И тогда все пришедшие в Белую армию, нашедшие силы противостать мировому злу, - устоявшие: «.кто выдержал испытание и пребыл верным; кто нашел в себе любовь и силу любви для выбора; кто нашел в себе слово, равносильное делу, и совершил дело, равносильное решимости умереть» (Ильин, 285). Акцент на действие принципиален для идейной структуры Ильина. Он противопоставлен позиции «нравственного бездействия», которая кажется Ильину чрезвычайно вредной в условиях тотальной борьбы Добра и Зла. Полемике с Л. Н. Толстым, с идеей «непротивления злу

насилием», Ильин посвящает специальную книгу «О сопротивлении злу силою» (Берлин, 1925) - по мнению Бердяева, приспособленную, «для целей военно-походных»5.

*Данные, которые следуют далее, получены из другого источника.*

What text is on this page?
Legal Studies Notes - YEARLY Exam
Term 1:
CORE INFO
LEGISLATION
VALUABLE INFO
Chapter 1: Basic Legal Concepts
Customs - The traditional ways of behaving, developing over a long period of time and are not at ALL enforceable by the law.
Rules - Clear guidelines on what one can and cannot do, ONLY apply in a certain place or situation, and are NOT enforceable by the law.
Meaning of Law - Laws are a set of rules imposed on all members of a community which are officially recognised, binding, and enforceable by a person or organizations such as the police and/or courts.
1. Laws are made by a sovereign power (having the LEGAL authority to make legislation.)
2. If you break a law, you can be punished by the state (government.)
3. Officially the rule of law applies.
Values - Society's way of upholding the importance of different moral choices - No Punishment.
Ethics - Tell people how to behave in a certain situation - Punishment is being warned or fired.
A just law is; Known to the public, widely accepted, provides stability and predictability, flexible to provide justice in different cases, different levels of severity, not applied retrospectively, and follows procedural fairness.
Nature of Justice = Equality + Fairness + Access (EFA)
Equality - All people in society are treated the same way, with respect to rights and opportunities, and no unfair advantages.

Победа Белой армии есть победа «духа» над «землей»: «Побеждает тот, кто соглашается потерять все свое для того, чтобы спасти что-то Божие» (Ильин, 286). «Государственный смысл» Белой армии превращается в «религиозно-государственный смысл» (Ильин, 290). Белое дело погружается в историю, становится древним, как Русь. Параллельно оживляется миф о святой Руси, хранящей православие. Миф, в пределах которого государственная идея полностью сливается с идеей религиозной. Участники Белого движения сначала сравниваются с рыцарями (Ильин, 298; при этом не важно, что рыцарство чуждо русской истории), а затем (историческое рыцарство подменяется идейным, идеальным) отождествляются с ними. Белая армия, заместившая Небесное воинство, становится образцом для любого государственного дела: «Придет время, когда белое движение примет форму патриотического ордена и породит национальную политическую партию» (Ильин, 304). Интересно, что позднее, укрепляя собственную диктаторскую власть в советском государстве, Сталин назовет коммунистическую партию «орденом меченосцев», демонстрируя близкий ход мысли по другую сторону баррикад. Идея такого ордена будет реализована в эмиграции как Русский ОбщеВоинский союз.

Иной идейный полюс 1920-х гг. представляет собой евразийство. На первый взгляд кажется, что оно противостоит идеям Ильина, как центростремительная концепция противостоит центробежной. Однако у них довольно много общего.

Центр идеологической структуры евразийцев - государственное и культурное единство Евразии. В статье П. М. Бицилли «„Восток" и „Запад" в истории Старого Света» (1922) дается подробный очерк исторической жизни Азии, древних связей между Азией и Европой и нескольких попыток объединения евразийских пространств. Упор сделан на «единство истории духовного развития»6. Ни одному монгольскому завоевателю не удалось объединить «срединные земли» Евразии, полагает Бицилли, и только российское государство оказалось на это способным. Н. С. Трубецкой в статье «О туранском элементе в русской культуре» (1925) идет дальше. Он прослеживает преемственность между монгольской ордой и московским царством, акцентируя в подтексте оправданность любого политического режима, который объединяет и сохраняет евразийскую территорию: «Московское государство возникло благодаря татарскому игу. Московские цари, далеко не закончив еще „собирания русской земли" стали собирать земли западно-

го улуса великой монгольской монархии (натяжка очевидна. - Е. П.): Москва стала мощным государством лишь после завоевания Казани, Астрахани и Сибири. Русский царь явился наследником монгольского хана. „Свержение татарского ига" свелось к замене татарского хана православным царем и к перенесению ханской ставки в Москву» (Евразийство, 72). Близость евразийской теории идеям Ильина хорошо заметна в этом пункте; евразийство лишь меняет плюс на минус в вопросе о «духе» и «земле». Абсолютное значение получает «земля», обладание ею и ее сохранение автоматически придает государственной силе духовность. Именно таково у евразийцев православие - откровение, снизошедшее (из другой великой культуры, связывавшей Европу с Азией) на объединенную территорию Евразии: «.религиозное горение помогло древней Руси облагородить татарскую государственность.» (Евразийство, 73). По сути же (что здесь, что у Ильина), государственность важнее религии и духовности.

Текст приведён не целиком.